Elu te gasienice to akurat borecznik, ale objawy zwójki mam na sosnie koło kompostownika chyba poobrywam te pedy bo jeszcze sięgam do wszystkich.....tak sobie myslę skąd te szkodniki u mnie jak jedyne sosny w pobliżu to te u sąsiada na pagórku, a potem już długo, długo nic.
Orliki niestety po dzisiaejszej wichurze nocnej częsciowo połamane drzewa wiszą porozkraczane od ciężaru wody i wiatru....już nie mam siły do tej pogody. W nocy była cofka w rowie i znowu mam wode na rabacie liliowcowej....boję się, ze zgniją mi te liliowce, a dopiero w tym sezonie wszystkie by zakwitły pierwszy raz.
Za dużo ich i już za duże kępy bym mogła je przesadzić gdzie indziej....zreszt a gdzie jak wszędzie mokro
W ostateczności będę robiła z nich sadzonki i w donicy dołowała, żeby nie stracić odmian
Jolu trudno mi odpowiedzieć na Twoje pytanie bo ja po prostu w grunt sypie nasiona i potem ani nie rozsadzam, ani nie pikuję. Rosną gdzie posiane, z reguły wygrywa najmocniejsza siewka, może dlatego takie są, bo sieję mieszanki zawsze, a potem w kepach mam jednego koloru, po dwóch sezonach te co się same gdzies wysieją pojedynczo też są takie dorodne. A że nie ścinam po kwitnieniu to zawsze sie samosiewy jakieś zrobią
Agatko w nocy mieliśmy wichure z obfitym ulewnym deszczem , cofka na rowie się zrobiła bo za domem sąsiadki z pól woda poszła, zrobił się wodospad i do rowu wpadało poniżej, przybór wody w tamtym miejscu spowodował, że cofnęło do mnie i zalało rabate i donicę Martwię się już o rośliny
Umawiamy się tak ja pozbieram nasiona z orlików jakie mam, bo Grażynka też chętna i potem taki miks moich ode mnie dostaniecie ok?

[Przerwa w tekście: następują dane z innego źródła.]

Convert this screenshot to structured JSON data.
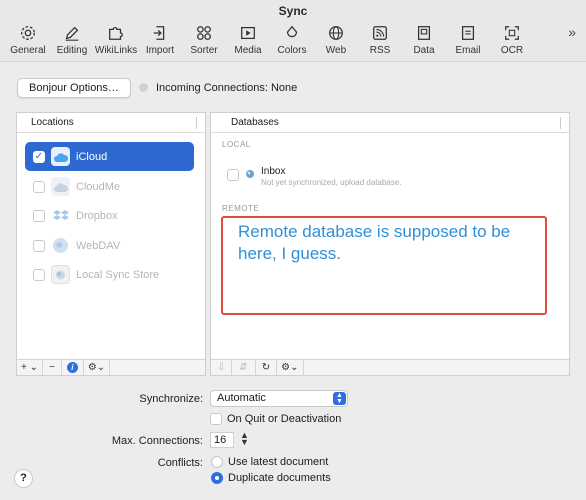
{
  "window": {
    "title": "Sync"
  },
  "toolbar": {
    "items": [
      {
        "label": "General",
        "icon": "gear-icon"
      },
      {
        "label": "Editing",
        "icon": "pen-icon"
      },
      {
        "label": "WikiLinks",
        "icon": "puzzle-icon"
      },
      {
        "label": "Import",
        "icon": "import-icon"
      },
      {
        "label": "Sorter",
        "icon": "sorter-icon"
      },
      {
        "label": "Media",
        "icon": "film-icon"
      },
      {
        "label": "Colors",
        "icon": "paint-icon"
      },
      {
        "label": "Web",
        "icon": "globe-icon"
      },
      {
        "label": "RSS",
        "icon": "rss-icon"
      },
      {
        "label": "Data",
        "icon": "data-icon"
      },
      {
        "label": "Email",
        "icon": "envelope-icon"
      },
      {
        "label": "OCR",
        "icon": "ocr-icon"
      }
    ],
    "more": "»"
  },
  "bonjour": {
    "button_label": "Bonjour Options…",
    "incoming_label": "Incoming Connections: None"
  },
  "locations": {
    "header": "Locations",
    "items": [
      {
        "label": "iCloud",
        "checked": true,
        "selected": true,
        "enabled": true,
        "icon": "icloud-icon"
      },
      {
        "label": "CloudMe",
        "checked": false,
        "selected": false,
        "enabled": false,
        "icon": "cloudme-icon"
      },
      {
        "label": "Dropbox",
        "checked": false,
        "selected": false,
        "enabled": false,
        "icon": "dropbox-icon"
      },
      {
        "label": "WebDAV",
        "checked": false,
        "selected": false,
        "enabled": false,
        "icon": "webdav-icon"
      },
      {
        "label": "Local Sync Store",
        "checked": false,
        "selected": false,
        "enabled": false,
        "icon": "local-store-icon"
      }
    ],
    "footer": {
      "add": "+ ⌄",
      "remove": "−",
      "info": "i",
      "action": "⚙⌄"
    }
  },
  "databases": {
    "header": "Databases",
    "local_label": "LOCAL",
    "remote_label": "REMOTE",
    "local_items": [
      {
        "title": "Inbox",
        "subtitle": "Not yet synchronized, upload database."
      }
    ],
    "annotation": "Remote database is supposed to be here, I guess.",
    "footer": {
      "a": "⇩",
      "b": "⇵",
      "refresh": "↻",
      "action": "⚙⌄"
    }
  },
  "settings": {
    "synchronize_label": "Synchronize:",
    "synchronize_value": "Automatic",
    "on_quit_label": "On Quit or Deactivation",
    "max_connections_label": "Max. Connections:",
    "max_connections_value": "16",
    "conflicts_label": "Conflicts:",
    "conflict_options": [
      {
        "label": "Use latest document",
        "selected": false
      },
      {
        "label": "Duplicate documents",
        "selected": true
      }
    ]
  },
  "help": {
    "label": "?"
  },
  "colors": {
    "accent": "#2e68d1",
    "annotation_border": "#e04a3f",
    "annotation_text": "#2f8fd8"
  }
}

Bo jak przekwitną to nigdy nie pamiętam który jest który
O kurczę strasznie mi przykro :/ ja mam piasek i wszystko leci jak przez sitko, jedyny plus... ta pogoda dobija, co chwile mocno pada, wole już podlewać niż martwić się czy mi coś nie zgnije słońca i ciepłego wiatru Ci życzę oby czerwiec był ciepły..
Grzesiu o dom sie nie boje , ale o ogród drżę jak widze kolejne chmury. Kurcze, ale mamy skrajności, albo ekstremalna susza, albo ekstremalny deszcz lub wicher.
W 1997 mieszkałam jeszcze w Krakowie przy samych wałach wiślanych blisko mostu, drżeliśmy wtedy bardzo bo grozilo, ze wisła wały przerwie, po brzegi były wypełnione, a na most płynęła zerwana barka
Wtedy udało się, niebo kurek zakręciło, może i teraz przykręci.